Ever needed to update the endpoint on a custom connector when moving between environments? Find out how to set the endpoint when creating the connection
Consider the following scenario:
- We’ve created an Azure Function to perform some custom business logic.
- We’ve got multiple instances of the Azure Function App, one for each of dev, test and production.
- We’ve created a custom connector to allow the Azure Function to be called by the Power Platform.
- We’ve added the custom connector to a power platform solution and want to deploy the custom connector into a dev, test and ultimately production environment. For each environment, we want to connect to the appropriate instance of the Azure Function App.
We now hit an issue. There’s no easy way to update the endpoint on a custom connector. We don’t want to edit the custom connector since that introduces an unmanaged layer, thereby masking any future updates to the custom connector delivered via managed solutions.
Introducing Custom Connector Policies
Using Custom Connector Policies we can set the custom connector endpoint based on headers or query parameters of the request, or using connection parameters. These are defined using a policy template expression. The example below shows us using a connection parameter.
“Hang on!” you say, “How do you add parameters to a connector when there’s no user interface within the Custom Connector designer?” There’s information in the Microsoft docs, but it’s a little unclear.
Note: you may prefer to use a URL Template where only part of the URL is parameterised, e.g.
Introducing the paconn command line
Custom connector parameters can be created and updated using Microsoft’s ‘
paconn’ command-line tool, available on github.
Prior to using this tool we’ll create a custom connector using the make.powerapps.com portal, configure the actions (perhaps by importing an OpenAPI definition) and then assign a custom connector policy (as shown above). We will then:
- Download the connector
- Alter the connector parameters definition
- Upload the connector back into the power platform
Downloading the connector
These steps are documented on the Create and update a custom connector using the CLI docs page, but in summary:
Install python (if you’ve not already done so) and ensure it’s added to the path.
pip install paconnto install the paconn tool
paconn login, and authenticate using a device code login process.
paconn export.
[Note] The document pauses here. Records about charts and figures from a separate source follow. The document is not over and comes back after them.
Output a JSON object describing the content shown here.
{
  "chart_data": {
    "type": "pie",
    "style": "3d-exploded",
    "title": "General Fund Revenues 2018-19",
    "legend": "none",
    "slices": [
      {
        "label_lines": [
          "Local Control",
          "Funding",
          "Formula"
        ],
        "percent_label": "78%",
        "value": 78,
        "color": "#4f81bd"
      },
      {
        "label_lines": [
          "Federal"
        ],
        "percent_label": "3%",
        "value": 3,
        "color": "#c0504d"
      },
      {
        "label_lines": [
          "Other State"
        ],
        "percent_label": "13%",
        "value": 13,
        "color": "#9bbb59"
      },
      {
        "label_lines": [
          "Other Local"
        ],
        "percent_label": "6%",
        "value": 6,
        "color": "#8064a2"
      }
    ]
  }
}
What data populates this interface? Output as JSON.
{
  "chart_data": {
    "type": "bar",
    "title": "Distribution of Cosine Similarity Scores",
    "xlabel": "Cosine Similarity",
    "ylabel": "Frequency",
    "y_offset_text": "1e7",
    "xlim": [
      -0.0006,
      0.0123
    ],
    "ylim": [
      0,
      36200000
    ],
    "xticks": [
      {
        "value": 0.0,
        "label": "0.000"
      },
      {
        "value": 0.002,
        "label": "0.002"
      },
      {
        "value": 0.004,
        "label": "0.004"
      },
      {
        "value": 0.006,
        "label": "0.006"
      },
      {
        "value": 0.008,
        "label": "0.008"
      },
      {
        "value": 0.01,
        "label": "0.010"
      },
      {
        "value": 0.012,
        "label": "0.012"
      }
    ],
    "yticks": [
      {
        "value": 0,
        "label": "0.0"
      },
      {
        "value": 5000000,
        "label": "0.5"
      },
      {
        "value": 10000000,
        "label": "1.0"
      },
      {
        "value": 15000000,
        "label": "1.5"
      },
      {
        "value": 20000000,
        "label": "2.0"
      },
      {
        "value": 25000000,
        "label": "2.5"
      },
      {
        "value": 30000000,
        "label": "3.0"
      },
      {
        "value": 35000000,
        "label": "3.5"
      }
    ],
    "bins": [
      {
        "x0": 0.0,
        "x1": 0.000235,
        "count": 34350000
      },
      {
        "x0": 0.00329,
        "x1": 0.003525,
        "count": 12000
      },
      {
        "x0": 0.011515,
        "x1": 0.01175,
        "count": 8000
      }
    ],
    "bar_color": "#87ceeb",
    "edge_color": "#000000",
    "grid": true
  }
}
When run, we select the environment and connector interactively.
Adding the Connection Parameters
We now have a new folder with the connector name, into which the custom connector definition has been downloaded. The downloaded files will be:
- apiProperties.json <- we need to update this file to add connection parameters
apiProperties.json to add in connection parameters.
After editing (new text highlighted):
Our custom connector is now ready to be uploaded back into the Power Platform:
paconn update --api-prop .\apiProperties.json --api-def .\apiDefinition.swagger.json
We can now create a new connection for our connector. This time an endpoint is requested.
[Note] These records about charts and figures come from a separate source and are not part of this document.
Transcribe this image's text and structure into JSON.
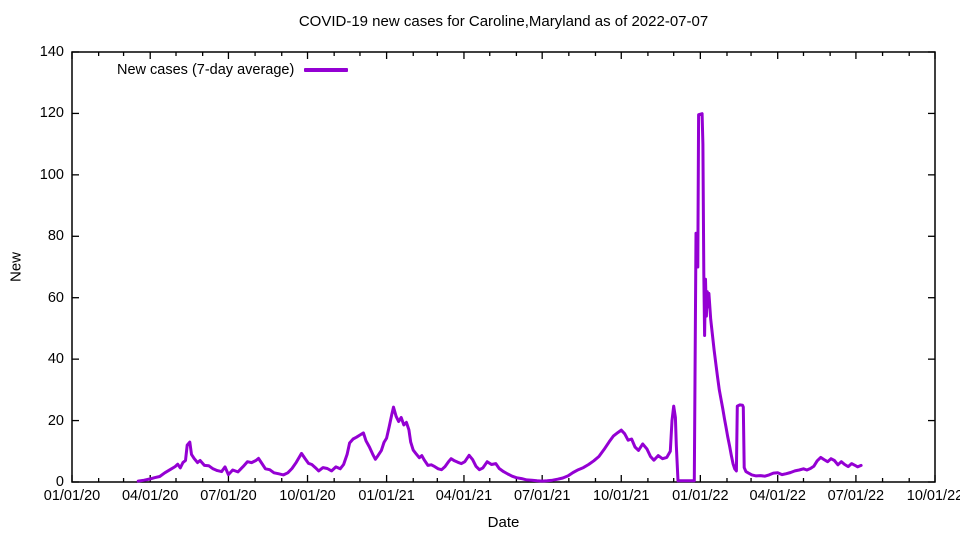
{
  "chart_data": {
    "type": "line",
    "title": "COVID-19 new cases for Caroline,Maryland as of 2022-07-07",
    "xlabel": "Date",
    "ylabel": "New",
    "x_range": [
      "2020-01-01",
      "2022-10-01"
    ],
    "ylim": [
      0,
      140
    ],
    "y_ticks": [
      0,
      20,
      40,
      60,
      80,
      100,
      120,
      140
    ],
    "x_ticks": [
      {
        "label": "01/01/20",
        "date": "2020-01-01"
      },
      {
        "label": "04/01/20",
        "date": "2020-04-01"
      },
      {
        "label": "07/01/20",
        "date": "2020-07-01"
      },
      {
        "label": "10/01/20",
        "date": "2020-10-01"
      },
      {
        "label": "01/01/21",
        "date": "2021-01-01"
      },
      {
        "label": "04/01/21",
        "date": "2021-04-01"
      },
      {
        "label": "07/01/21",
        "date": "2021-07-01"
      },
      {
        "label": "10/01/21",
        "date": "2021-10-01"
      },
      {
        "label": "01/01/22",
        "date": "2022-01-01"
      },
      {
        "label": "04/01/22",
        "date": "2022-04-01"
      },
      {
        "label": "07/01/22",
        "date": "2022-07-01"
      },
      {
        "label": "10/01/22",
        "date": "2022-10-01"
      }
    ],
    "minor_x_tick_interval": "month",
    "grid": false,
    "legend_position": "top-left-inside",
    "colors": {
      "line": "#9400d3",
      "axis": "#000000",
      "text": "#000000",
      "background": "#ffffff"
    },
    "series": [
      {
        "name": "New cases (7-day average)",
        "color": "#9400d3",
        "points": [
          [
            "2020-03-18",
            0.3
          ],
          [
            "2020-03-25",
            0.6
          ],
          [
            "2020-04-01",
            1.0
          ],
          [
            "2020-04-06",
            1.4
          ],
          [
            "2020-04-12",
            1.8
          ],
          [
            "2020-04-18",
            3.0
          ],
          [
            "2020-04-24",
            4.0
          ],
          [
            "2020-04-30",
            5.0
          ],
          [
            "2020-05-03",
            5.8
          ],
          [
            "2020-05-06",
            4.6
          ],
          [
            "2020-05-09",
            6.3
          ],
          [
            "2020-05-12",
            7.0
          ],
          [
            "2020-05-14",
            12.0
          ],
          [
            "2020-05-17",
            13.0
          ],
          [
            "2020-05-19",
            9.0
          ],
          [
            "2020-05-22",
            7.7
          ],
          [
            "2020-05-26",
            6.3
          ],
          [
            "2020-05-29",
            7.0
          ],
          [
            "2020-06-03",
            5.4
          ],
          [
            "2020-06-08",
            5.3
          ],
          [
            "2020-06-13",
            4.3
          ],
          [
            "2020-06-18",
            3.7
          ],
          [
            "2020-06-23",
            3.4
          ],
          [
            "2020-06-27",
            4.9
          ],
          [
            "2020-07-01",
            2.4
          ],
          [
            "2020-07-06",
            3.9
          ],
          [
            "2020-07-12",
            3.3
          ],
          [
            "2020-07-18",
            5.0
          ],
          [
            "2020-07-23",
            6.6
          ],
          [
            "2020-07-28",
            6.3
          ],
          [
            "2020-08-02",
            7.0
          ],
          [
            "2020-08-05",
            7.7
          ],
          [
            "2020-08-09",
            6.0
          ],
          [
            "2020-08-13",
            4.3
          ],
          [
            "2020-08-18",
            4.0
          ],
          [
            "2020-08-23",
            3.0
          ],
          [
            "2020-08-28",
            2.7
          ],
          [
            "2020-09-03",
            2.3
          ],
          [
            "2020-09-08",
            3.0
          ],
          [
            "2020-09-13",
            4.4
          ],
          [
            "2020-09-18",
            6.4
          ],
          [
            "2020-09-24",
            9.3
          ],
          [
            "2020-09-28",
            7.7
          ],
          [
            "2020-10-02",
            6.1
          ],
          [
            "2020-10-06",
            5.7
          ],
          [
            "2020-10-10",
            4.7
          ],
          [
            "2020-10-14",
            3.6
          ],
          [
            "2020-10-19",
            4.7
          ],
          [
            "2020-10-24",
            4.4
          ],
          [
            "2020-10-29",
            3.6
          ],
          [
            "2020-11-03",
            4.9
          ],
          [
            "2020-11-08",
            4.3
          ],
          [
            "2020-11-12",
            5.7
          ],
          [
            "2020-11-16",
            9.0
          ],
          [
            "2020-11-19",
            12.7
          ],
          [
            "2020-11-23",
            14.0
          ],
          [
            "2020-11-27",
            14.6
          ],
          [
            "2020-12-01",
            15.3
          ],
          [
            "2020-12-05",
            16.0
          ],
          [
            "2020-12-08",
            13.4
          ],
          [
            "2020-12-12",
            11.4
          ],
          [
            "2020-12-16",
            9.0
          ],
          [
            "2020-12-19",
            7.4
          ],
          [
            "2020-12-22",
            8.6
          ],
          [
            "2020-12-26",
            10.3
          ],
          [
            "2020-12-29",
            12.9
          ],
          [
            "2021-01-01",
            14.3
          ],
          [
            "2021-01-04",
            18.0
          ],
          [
            "2021-01-07",
            22.0
          ],
          [
            "2021-01-09",
            24.4
          ],
          [
            "2021-01-12",
            21.4
          ],
          [
            "2021-01-15",
            19.7
          ],
          [
            "2021-01-18",
            21.0
          ],
          [
            "2021-01-21",
            18.6
          ],
          [
            "2021-01-24",
            19.4
          ],
          [
            "2021-01-27",
            17.0
          ],
          [
            "2021-01-29",
            13.0
          ],
          [
            "2021-02-01",
            10.4
          ],
          [
            "2021-02-04",
            9.3
          ],
          [
            "2021-02-08",
            7.9
          ],
          [
            "2021-02-11",
            8.6
          ],
          [
            "2021-02-14",
            7.1
          ],
          [
            "2021-02-18",
            5.4
          ],
          [
            "2021-02-22",
            5.6
          ],
          [
            "2021-02-26",
            5.0
          ],
          [
            "2021-03-02",
            4.3
          ],
          [
            "2021-03-06",
            4.0
          ],
          [
            "2021-03-10",
            5.0
          ],
          [
            "2021-03-14",
            6.6
          ],
          [
            "2021-03-17",
            7.6
          ],
          [
            "2021-03-21",
            6.9
          ],
          [
            "2021-03-25",
            6.4
          ],
          [
            "2021-03-29",
            6.0
          ],
          [
            "2021-04-02",
            6.6
          ],
          [
            "2021-04-07",
            8.7
          ],
          [
            "2021-04-11",
            7.3
          ],
          [
            "2021-04-15",
            5.1
          ],
          [
            "2021-04-19",
            4.0
          ],
          [
            "2021-04-23",
            4.6
          ],
          [
            "2021-04-28",
            6.6
          ],
          [
            "2021-05-03",
            5.7
          ],
          [
            "2021-05-08",
            6.0
          ],
          [
            "2021-05-12",
            4.4
          ],
          [
            "2021-05-17",
            3.4
          ],
          [
            "2021-05-22",
            2.6
          ],
          [
            "2021-05-27",
            1.9
          ],
          [
            "2021-06-01",
            1.4
          ],
          [
            "2021-06-07",
            1.1
          ],
          [
            "2021-06-13",
            0.7
          ],
          [
            "2021-06-19",
            0.6
          ],
          [
            "2021-06-25",
            0.4
          ],
          [
            "2021-07-01",
            0.3
          ],
          [
            "2021-07-07",
            0.4
          ],
          [
            "2021-07-13",
            0.6
          ],
          [
            "2021-07-19",
            0.9
          ],
          [
            "2021-07-25",
            1.3
          ],
          [
            "2021-07-31",
            2.0
          ],
          [
            "2021-08-06",
            3.1
          ],
          [
            "2021-08-12",
            4.0
          ],
          [
            "2021-08-18",
            4.7
          ],
          [
            "2021-08-24",
            5.7
          ],
          [
            "2021-08-30",
            6.9
          ],
          [
            "2021-09-05",
            8.3
          ],
          [
            "2021-09-11",
            10.6
          ],
          [
            "2021-09-17",
            13.1
          ],
          [
            "2021-09-22",
            15.0
          ],
          [
            "2021-09-27",
            16.1
          ],
          [
            "2021-10-01",
            16.9
          ],
          [
            "2021-10-05",
            15.7
          ],
          [
            "2021-10-09",
            13.6
          ],
          [
            "2021-10-13",
            14.0
          ],
          [
            "2021-10-17",
            11.4
          ],
          [
            "2021-10-21",
            10.3
          ],
          [
            "2021-10-26",
            12.4
          ],
          [
            "2021-10-31",
            10.7
          ],
          [
            "2021-11-04",
            8.3
          ],
          [
            "2021-11-08",
            7.1
          ],
          [
            "2021-11-13",
            8.6
          ],
          [
            "2021-11-18",
            7.6
          ],
          [
            "2021-11-23",
            8.0
          ],
          [
            "2021-11-27",
            10.0
          ],
          [
            "2021-11-29",
            20.0
          ],
          [
            "2021-12-01",
            24.7
          ],
          [
            "2021-12-03",
            21.0
          ],
          [
            "2021-12-04",
            12.0
          ],
          [
            "2021-12-06",
            0.4
          ],
          [
            "2021-12-25",
            0.4
          ],
          [
            "2021-12-27",
            81.0
          ],
          [
            "2021-12-28",
            74.0
          ],
          [
            "2021-12-29",
            70.0
          ],
          [
            "2021-12-30",
            119.6
          ],
          [
            "2022-01-03",
            119.9
          ],
          [
            "2022-01-04",
            110.0
          ],
          [
            "2022-01-05",
            68.0
          ],
          [
            "2022-01-06",
            47.7
          ],
          [
            "2022-01-07",
            66.0
          ],
          [
            "2022-01-08",
            54.0
          ],
          [
            "2022-01-09",
            62.0
          ],
          [
            "2022-01-10",
            57.0
          ],
          [
            "2022-01-11",
            61.4
          ],
          [
            "2022-01-13",
            53.0
          ],
          [
            "2022-01-15",
            48.0
          ],
          [
            "2022-01-17",
            43.0
          ],
          [
            "2022-01-19",
            38.6
          ],
          [
            "2022-01-21",
            34.3
          ],
          [
            "2022-01-23",
            30.0
          ],
          [
            "2022-01-25",
            27.0
          ],
          [
            "2022-01-27",
            24.0
          ],
          [
            "2022-01-29",
            20.7
          ],
          [
            "2022-01-31",
            17.7
          ],
          [
            "2022-02-02",
            14.6
          ],
          [
            "2022-02-04",
            11.7
          ],
          [
            "2022-02-06",
            8.7
          ],
          [
            "2022-02-08",
            6.0
          ],
          [
            "2022-02-10",
            4.3
          ],
          [
            "2022-02-12",
            3.6
          ],
          [
            "2022-02-13",
            24.7
          ],
          [
            "2022-02-16",
            25.1
          ],
          [
            "2022-02-19",
            25.0
          ],
          [
            "2022-02-20",
            24.4
          ],
          [
            "2022-02-21",
            4.7
          ],
          [
            "2022-02-23",
            3.4
          ],
          [
            "2022-02-26",
            2.9
          ],
          [
            "2022-03-02",
            2.3
          ],
          [
            "2022-03-07",
            2.0
          ],
          [
            "2022-03-12",
            2.1
          ],
          [
            "2022-03-17",
            1.9
          ],
          [
            "2022-03-22",
            2.3
          ],
          [
            "2022-03-27",
            2.9
          ],
          [
            "2022-04-01",
            3.0
          ],
          [
            "2022-04-06",
            2.4
          ],
          [
            "2022-04-11",
            2.7
          ],
          [
            "2022-04-16",
            3.1
          ],
          [
            "2022-04-21",
            3.6
          ],
          [
            "2022-04-26",
            3.9
          ],
          [
            "2022-05-01",
            4.3
          ],
          [
            "2022-05-05",
            3.9
          ],
          [
            "2022-05-09",
            4.4
          ],
          [
            "2022-05-13",
            5.1
          ],
          [
            "2022-05-17",
            6.9
          ],
          [
            "2022-05-21",
            8.0
          ],
          [
            "2022-05-25",
            7.3
          ],
          [
            "2022-05-29",
            6.6
          ],
          [
            "2022-06-02",
            7.6
          ],
          [
            "2022-06-06",
            7.0
          ],
          [
            "2022-06-10",
            5.6
          ],
          [
            "2022-06-14",
            6.6
          ],
          [
            "2022-06-18",
            5.7
          ],
          [
            "2022-06-22",
            5.0
          ],
          [
            "2022-06-26",
            6.0
          ],
          [
            "2022-06-30",
            5.4
          ],
          [
            "2022-07-03",
            4.9
          ],
          [
            "2022-07-07",
            5.4
          ]
        ]
      }
    ]
  }
}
The quickest way to test a connector is in the connector editor. After selecting a connection, selecting the ‘fact’ action and pressing the ‘Test operation’ button we can see that it failed. However, we expected it to fail because we entered a bogus URL, and that URL is reported in the error message:
To prove it works we can create another connection and use the correct endpoint URL ‘catfact.ninja’
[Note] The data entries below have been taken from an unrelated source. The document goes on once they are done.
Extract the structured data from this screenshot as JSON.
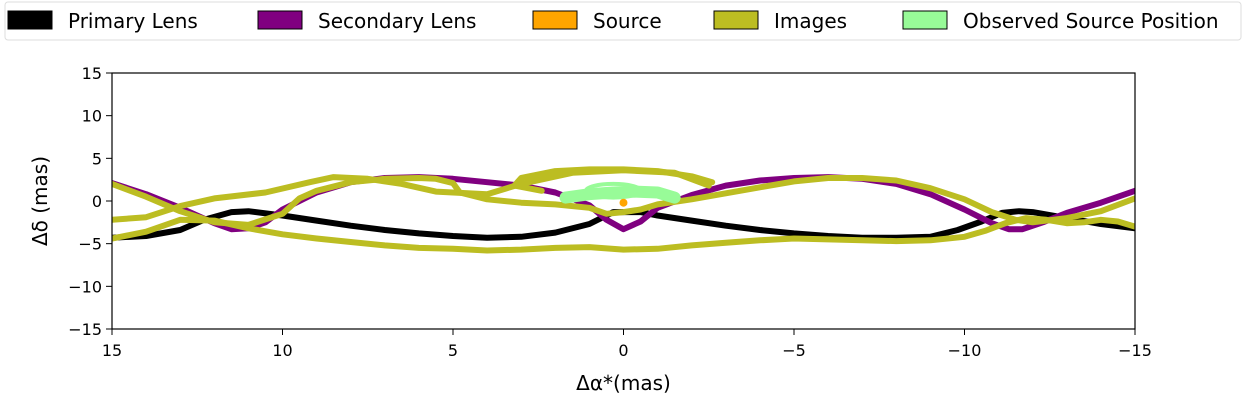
{
  "chart_data": {
    "type": "line",
    "title": "",
    "xlabel": "Δα*(mas)",
    "ylabel": "Δδ (mas)",
    "xlim": [
      15,
      -15
    ],
    "ylim": [
      -15,
      15
    ],
    "x_reversed": true,
    "xticks": [
      15,
      10,
      5,
      0,
      -5,
      -10,
      -15
    ],
    "xtick_labels": [
      "15",
      "10",
      "5",
      "0",
      "−5",
      "−10",
      "−15"
    ],
    "yticks": [
      15,
      10,
      5,
      0,
      -5,
      -10,
      -15
    ],
    "ytick_labels": [
      "15",
      "10",
      "5",
      "0",
      "−5",
      "−10",
      "−15"
    ],
    "grid": false,
    "legend_placement": "top",
    "legend": [
      {
        "label": "Primary Lens",
        "color": "#000000"
      },
      {
        "label": "Secondary Lens",
        "color": "#800080"
      },
      {
        "label": "Source",
        "color": "#ffa500"
      },
      {
        "label": "Images",
        "color": "#bcbd22"
      },
      {
        "label": "Observed Source Position",
        "color": "#98fb98"
      }
    ],
    "series": [
      {
        "name": "Primary Lens",
        "color": "#000000",
        "x": [
          15,
          14,
          13,
          12.3,
          11.5,
          11,
          10,
          9,
          8,
          7,
          6,
          5,
          4,
          3,
          2,
          1,
          0.3,
          -0.5,
          -1,
          -2,
          -3,
          -4,
          -5,
          -6,
          -7,
          -8,
          -9,
          -9.8,
          -10.5,
          -11.1,
          -11.6,
          -12,
          -13,
          -14,
          -15
        ],
        "y": [
          -4.3,
          -4.1,
          -3.4,
          -2.2,
          -1.3,
          -1.2,
          -1.7,
          -2.3,
          -2.9,
          -3.4,
          -3.8,
          -4.1,
          -4.3,
          -4.2,
          -3.7,
          -2.7,
          -1.3,
          -1.3,
          -1.7,
          -2.3,
          -2.9,
          -3.4,
          -3.8,
          -4.1,
          -4.3,
          -4.3,
          -4.2,
          -3.4,
          -2.4,
          -1.4,
          -1.2,
          -1.3,
          -2.0,
          -2.7,
          -3.2
        ]
      },
      {
        "name": "Secondary Lens",
        "color": "#800080",
        "x": [
          15,
          14,
          13,
          12,
          11.5,
          11,
          10.5,
          10,
          9,
          8,
          7,
          6,
          5,
          4,
          3,
          2,
          1,
          0.5,
          0,
          -0.5,
          -1,
          -2,
          -3,
          -4,
          -5,
          -6,
          -7,
          -8,
          -9,
          -10,
          -10.8,
          -11.3,
          -11.7,
          -12.3,
          -13,
          -14,
          -15
        ],
        "y": [
          2.1,
          0.8,
          -0.8,
          -2.6,
          -3.3,
          -3.2,
          -2.5,
          -1.0,
          1.0,
          2.2,
          2.7,
          2.8,
          2.6,
          2.2,
          1.8,
          1.0,
          -0.5,
          -2.2,
          -3.3,
          -2.4,
          -0.8,
          0.7,
          1.8,
          2.4,
          2.7,
          2.8,
          2.6,
          2.0,
          0.8,
          -1.0,
          -2.6,
          -3.3,
          -3.3,
          -2.5,
          -1.4,
          -0.2,
          1.2
        ]
      },
      {
        "name": "Images",
        "color": "#bcbd22",
        "x": [
          15,
          14,
          13,
          12,
          11,
          10,
          9.5,
          9,
          8,
          7,
          6,
          5.5,
          5,
          4.8,
          4,
          3,
          2,
          1,
          0.5,
          0,
          -0.5,
          -1,
          -2,
          -3,
          -4,
          -5,
          -6,
          -7,
          -8,
          -9,
          -10,
          -10.8,
          -11.5,
          -12,
          -13,
          -14,
          -15
        ],
        "y": [
          2.0,
          0.5,
          -1.2,
          -2.5,
          -2.8,
          -1.5,
          0.3,
          1.2,
          2.2,
          2.6,
          2.7,
          2.6,
          2.1,
          1.0,
          0.2,
          -0.2,
          -0.4,
          -0.8,
          -1.5,
          -1.3,
          -1.0,
          -0.4,
          0.2,
          0.9,
          1.6,
          2.3,
          2.7,
          2.7,
          2.4,
          1.5,
          0.2,
          -1.3,
          -2.2,
          -2.5,
          -2.0,
          -1.2,
          0.3
        ]
      },
      {
        "name": "Images",
        "color": "#bcbd22",
        "x": [
          15,
          14,
          13,
          12,
          11,
          10,
          9,
          8,
          7,
          6,
          5,
          4,
          3,
          2,
          1,
          0,
          -1,
          -2,
          -3,
          -4,
          -5,
          -6,
          -7,
          -8,
          -9,
          -10,
          -10.6,
          -11.2,
          -11.8,
          -12.4,
          -13,
          -13.5,
          -14,
          -14.5,
          -15
        ],
        "y": [
          -4.4,
          -3.6,
          -2.2,
          -2.3,
          -3.2,
          -3.9,
          -4.4,
          -4.8,
          -5.2,
          -5.5,
          -5.6,
          -5.8,
          -5.7,
          -5.5,
          -5.4,
          -5.7,
          -5.6,
          -5.2,
          -4.9,
          -4.6,
          -4.4,
          -4.5,
          -4.6,
          -4.7,
          -4.6,
          -4.2,
          -3.5,
          -2.6,
          -2.0,
          -2.2,
          -2.6,
          -2.5,
          -2.2,
          -2.4,
          -3.0
        ]
      },
      {
        "name": "Images",
        "color": "#bcbd22",
        "x": [
          -2.4,
          -2.5,
          -1.5,
          0,
          1.5,
          3,
          4,
          5.5,
          6.5,
          7.5,
          8.5,
          9.2,
          10.5,
          12,
          13,
          14,
          15
        ],
        "y": [
          2.2,
          1.8,
          3.3,
          3.6,
          3.3,
          2.0,
          0.8,
          1.1,
          2.0,
          2.6,
          2.8,
          2.2,
          1.0,
          0.3,
          -0.6,
          -1.9,
          -2.2
        ]
      },
      {
        "name": "Images",
        "color": "#bcbd22",
        "x": [
          2.4,
          3.2,
          3.0,
          2.0,
          1.0,
          0,
          -1,
          -2,
          -2.6
        ],
        "y": [
          1.2,
          1.8,
          2.7,
          3.5,
          3.7,
          3.7,
          3.5,
          2.9,
          2.2
        ]
      },
      {
        "name": "Observed Source Position",
        "color": "#98fb98",
        "type": "band",
        "x": [
          1.7,
          1.0,
          0.3,
          -0.3,
          -1.0,
          -1.5
        ],
        "y": [
          0.4,
          0.8,
          1.0,
          1.1,
          1.0,
          0.4
        ]
      },
      {
        "name": "Observed Source Position",
        "color": "#98fb98",
        "type": "loop",
        "center": [
          0.3,
          1.2
        ],
        "radius": 0.8
      },
      {
        "name": "Source",
        "color": "#ffa500",
        "type": "point",
        "x": [
          0
        ],
        "y": [
          -0.2
        ]
      }
    ]
  }
}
We can now export the solution and double-check that the connector behaves in the same way in another environment. Exporting and “exploding” the solution into a source control friendly format tells us that the solution still contains the connection parameters in the connection definition.
pac solution clone --name CatFactCustomConnector
We still have the connector parameters:
After importing the solution (and publishing customisations!) the custom connector is available within a Power Automate Cloud Flow. Upon first use, we’re prompted to create a new connection - and asked for the ‘End point host’ parameter.
- We have a custom connector that accepts a URL parameter for its endpoint.
- We have deployed a managed solution containing the custom connector that allows an endpoint to be configured for each environment.
- We have avoided creating an unmanaged layer.
- This may not work with OAuth authentication, due to specific application IDs. A topic for a future blog!
- There is no default value for the URL, if it’s omitted then the API call will fail.